A Tour of the Post-Pandemic Classroom
Ultimately, pedagogical choices need to address the needs of students and professors, and each institution has different and unique circumstances. But the post-pandemic classroom should be more student-centric, more accessible, more interactive, and more flexible than prior to the pandemic.
Here’s what it could look like:
Professors walk into their lecture halls and a web camera automatically begins recording the live lecture. The professor knows students have watched a flipped video that was assigned ahead of class, enabling the class to be an interactive discussion. Students can take notes or not, since the transcripts from the recorded lecture will be available immediately after class. Long gone are the days of carbon copy paper for note-taking!
When students get back to their dorms or the library, they can immediately access the full recording, the transcript, and slides from the lecture. They can search for specific words, rewind, fast-forward, slow down and speed up the recording, read the closed-captioning, and even bookmark the most salient moments of the lecture. If a student misses a class, they can go back and watch it on-demand when they have the time.

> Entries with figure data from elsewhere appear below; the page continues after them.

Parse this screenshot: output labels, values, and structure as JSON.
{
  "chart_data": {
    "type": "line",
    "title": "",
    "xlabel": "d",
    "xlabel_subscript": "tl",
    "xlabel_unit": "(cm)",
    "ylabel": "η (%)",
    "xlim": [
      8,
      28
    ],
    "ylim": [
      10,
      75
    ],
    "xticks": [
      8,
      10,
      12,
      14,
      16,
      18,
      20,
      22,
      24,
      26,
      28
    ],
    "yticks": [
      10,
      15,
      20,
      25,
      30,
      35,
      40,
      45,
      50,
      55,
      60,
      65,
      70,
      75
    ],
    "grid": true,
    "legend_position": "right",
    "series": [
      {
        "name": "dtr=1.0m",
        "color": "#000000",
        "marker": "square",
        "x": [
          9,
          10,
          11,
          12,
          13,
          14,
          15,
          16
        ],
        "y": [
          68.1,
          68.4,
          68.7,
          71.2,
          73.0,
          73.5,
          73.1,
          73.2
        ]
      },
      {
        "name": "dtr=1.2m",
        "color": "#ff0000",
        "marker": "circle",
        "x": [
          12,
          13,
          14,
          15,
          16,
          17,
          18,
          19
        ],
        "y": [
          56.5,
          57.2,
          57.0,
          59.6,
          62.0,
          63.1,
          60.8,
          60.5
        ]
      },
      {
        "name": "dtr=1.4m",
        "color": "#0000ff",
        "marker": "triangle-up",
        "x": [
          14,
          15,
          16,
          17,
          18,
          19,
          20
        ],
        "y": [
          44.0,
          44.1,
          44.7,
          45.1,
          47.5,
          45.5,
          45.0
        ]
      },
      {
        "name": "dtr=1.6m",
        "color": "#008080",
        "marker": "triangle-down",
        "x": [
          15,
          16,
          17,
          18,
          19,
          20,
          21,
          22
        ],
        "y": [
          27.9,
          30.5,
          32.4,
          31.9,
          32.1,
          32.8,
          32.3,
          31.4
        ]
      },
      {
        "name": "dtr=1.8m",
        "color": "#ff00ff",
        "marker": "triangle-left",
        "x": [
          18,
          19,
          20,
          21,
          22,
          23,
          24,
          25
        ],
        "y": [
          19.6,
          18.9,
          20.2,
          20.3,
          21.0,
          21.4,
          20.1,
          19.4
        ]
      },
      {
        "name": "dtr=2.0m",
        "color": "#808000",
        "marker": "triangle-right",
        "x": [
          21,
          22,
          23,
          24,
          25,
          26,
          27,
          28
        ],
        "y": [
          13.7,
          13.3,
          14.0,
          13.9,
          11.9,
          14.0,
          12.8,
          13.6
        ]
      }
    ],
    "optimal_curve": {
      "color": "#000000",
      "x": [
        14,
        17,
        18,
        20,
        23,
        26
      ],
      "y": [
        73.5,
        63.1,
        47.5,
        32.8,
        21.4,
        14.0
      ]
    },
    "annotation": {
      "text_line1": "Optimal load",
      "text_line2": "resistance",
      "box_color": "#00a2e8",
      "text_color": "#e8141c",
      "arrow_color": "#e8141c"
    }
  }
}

Students can submit video assignments where they showcase their know-how in languages, science, drama, and many other hands-on disciplines.
Teachers can create in-depth flipped videos on core concepts that are central to their class; they can easily reuse these assets the following year or share them with other faculty teaching the same course. If a professor needs to travel for work or needs to miss a class, they can record the lecture ahead of time, so that class doesn’t need to be rescheduled.
What about Zoom? Is it going away? No. Zoom, Teams, Webex and other video conferencing tools are excellent when you need immediate, real-time communication. But when schools open their campuses to students, the real-time communication happens in the classroom. Zoom, however, becomes a useful tool for when a professor wants to invite a guest lecturer to join from a different city, or in cases where students can’t come to class due to bad weather or other disruptions.
The Power of Asynchronous Video in Higher Education
Students have now come to rely on recordings of live lectures and the benefits that come with being able to view them on-demand as study aids or to help increase the accessibility of the teaching materials. And teachers have become comfortable making videos, sharing them, and seeing the benefits of augmenting their class materials with video.
Asynchronous video is the perfect complement to in-person teaching. Professors can focus on the class in front of them and teach directly to the students they can see while knowing their lectures are captured.
With videos available on-demand, students can access them when and if needed, and in the case of flipped materials, they can interact with them however they prefer — fast, slow, with captions, etc. Precious class time is spent in active conversations with teachers and students, not passively watching a lecture.
There are many pandemic-era practices and protocols that we are ready to leave behind: social distancing, maintaining a 6-feet bubble, bathing in hand-sanitizer, the masks, the air hugs (the list goes on and on), but asynchronous video — either in the form of flipped classroom materials or lecture capture — has withstood the test of time and is truly here to stay.